Now that we have 3 kids in school it seems like I am past that stage. But when I got home I realized I am NOT past that stage. I guess I forgot on the two hour drive that I still have a toddler and preschooler at home. This week I have been literally running frantically between them. Maren wants to sit on the toilet and have me sing to her, she takes off her poopy diapers, she dumps all the stuff out of the pantry and opens some Christmas presents. Annie wants to watch a movie, have a piece of gum, have a story read to her, help me in the kitchen and so on.

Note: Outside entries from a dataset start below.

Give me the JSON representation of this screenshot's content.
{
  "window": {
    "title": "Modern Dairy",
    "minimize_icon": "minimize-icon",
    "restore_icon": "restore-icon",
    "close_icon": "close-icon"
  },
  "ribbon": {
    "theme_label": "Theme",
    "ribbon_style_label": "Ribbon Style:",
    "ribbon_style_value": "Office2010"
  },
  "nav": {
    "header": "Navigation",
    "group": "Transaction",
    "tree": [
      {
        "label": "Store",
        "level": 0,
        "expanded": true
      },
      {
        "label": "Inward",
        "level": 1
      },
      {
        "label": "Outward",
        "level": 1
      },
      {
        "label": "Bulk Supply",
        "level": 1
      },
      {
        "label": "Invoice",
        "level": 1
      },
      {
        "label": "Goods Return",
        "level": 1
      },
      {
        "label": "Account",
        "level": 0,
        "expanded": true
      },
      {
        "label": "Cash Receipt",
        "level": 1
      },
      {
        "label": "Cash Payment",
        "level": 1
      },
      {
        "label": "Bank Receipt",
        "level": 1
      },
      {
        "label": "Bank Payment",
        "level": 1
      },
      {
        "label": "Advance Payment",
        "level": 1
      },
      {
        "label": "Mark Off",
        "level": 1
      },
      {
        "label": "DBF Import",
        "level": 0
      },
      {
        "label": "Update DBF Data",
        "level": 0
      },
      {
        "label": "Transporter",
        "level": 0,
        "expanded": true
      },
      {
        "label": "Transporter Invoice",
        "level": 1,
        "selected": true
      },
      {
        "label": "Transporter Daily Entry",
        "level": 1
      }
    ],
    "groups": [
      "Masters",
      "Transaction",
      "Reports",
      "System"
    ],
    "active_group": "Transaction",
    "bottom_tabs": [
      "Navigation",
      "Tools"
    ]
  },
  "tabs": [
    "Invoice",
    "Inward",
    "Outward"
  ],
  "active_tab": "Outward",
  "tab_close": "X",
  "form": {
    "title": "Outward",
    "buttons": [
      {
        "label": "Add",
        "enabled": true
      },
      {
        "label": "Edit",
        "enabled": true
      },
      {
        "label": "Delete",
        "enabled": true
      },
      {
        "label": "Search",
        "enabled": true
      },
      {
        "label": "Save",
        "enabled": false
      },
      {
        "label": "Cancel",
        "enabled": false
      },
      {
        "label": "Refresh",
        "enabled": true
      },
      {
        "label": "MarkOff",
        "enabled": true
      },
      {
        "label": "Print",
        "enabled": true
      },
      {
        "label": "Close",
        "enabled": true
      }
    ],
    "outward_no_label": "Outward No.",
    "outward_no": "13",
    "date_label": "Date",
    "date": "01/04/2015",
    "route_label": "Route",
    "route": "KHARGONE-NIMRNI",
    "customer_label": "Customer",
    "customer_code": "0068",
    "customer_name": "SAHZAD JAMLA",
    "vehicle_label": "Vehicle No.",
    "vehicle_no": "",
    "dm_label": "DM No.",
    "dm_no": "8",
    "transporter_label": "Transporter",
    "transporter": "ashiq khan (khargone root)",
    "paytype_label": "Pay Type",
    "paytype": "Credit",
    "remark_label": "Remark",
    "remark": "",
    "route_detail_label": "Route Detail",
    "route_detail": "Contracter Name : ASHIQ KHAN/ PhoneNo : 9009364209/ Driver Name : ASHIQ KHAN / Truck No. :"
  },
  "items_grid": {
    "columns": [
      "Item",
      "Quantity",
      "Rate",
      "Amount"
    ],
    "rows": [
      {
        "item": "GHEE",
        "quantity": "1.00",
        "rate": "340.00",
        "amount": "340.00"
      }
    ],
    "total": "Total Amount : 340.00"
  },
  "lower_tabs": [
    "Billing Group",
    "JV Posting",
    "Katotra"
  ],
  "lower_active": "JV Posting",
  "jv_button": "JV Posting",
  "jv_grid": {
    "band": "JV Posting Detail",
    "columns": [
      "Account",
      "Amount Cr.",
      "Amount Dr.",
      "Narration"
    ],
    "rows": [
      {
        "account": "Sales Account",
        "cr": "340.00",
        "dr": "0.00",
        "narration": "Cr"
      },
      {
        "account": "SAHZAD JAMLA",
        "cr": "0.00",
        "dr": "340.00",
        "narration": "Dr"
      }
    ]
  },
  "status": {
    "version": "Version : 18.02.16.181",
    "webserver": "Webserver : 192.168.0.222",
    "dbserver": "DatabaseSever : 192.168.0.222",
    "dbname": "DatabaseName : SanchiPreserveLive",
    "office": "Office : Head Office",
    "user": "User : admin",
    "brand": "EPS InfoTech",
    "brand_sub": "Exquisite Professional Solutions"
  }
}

I think why it feels different now is the perspective that comes from seeing how fast that time really does go. After getting through it three other times I can laugh more when things go wrong. I'm more laid back about schedule, outings and wearing clothes. I don't try to make things perfect. If they dump out all the flour it can be cleaned up. If they want me to play or be held or read to, I can put my other stuff on hold. It's still frustrating, but it's just not the end of the world.
I've learned that these precious little ones are ours for a short time.
When we go to school or get a job we learn to be outcome based people. What's the result? Where's the profit? It just doesn't happen like that in mothering. At the end of the day we won't necessarily feel like we've accomplished anything. That's hard to accept, especially if a year ago you were getting your masters and working at a challenging and satisfying career.
Teaching kids to love and live like Jesus takes time and relationship. That's what we are building day by day. I'm starting to see a few of the outcomes with my older kids. We have spiritual conversations. I see them being loving to their friends or helping me without being asked. There's a long way to go but now that I have a taste of the results of my painstaking effort, it makes all the little stuff a lot more manageable.
I want to encourage you, especially during this Christmas season, to forget all the hustle and bustle and enjoy the little ones God has given you. After all the whole story of Christmas is about relationship: God sent Jesus to earth so we could have a relationship with Him.
Take time to make cookies together, watch a Christmas special, and play in the snow. When I take time to step out of my "outcome based" mentality, I can truly find the joy in being a Mommy!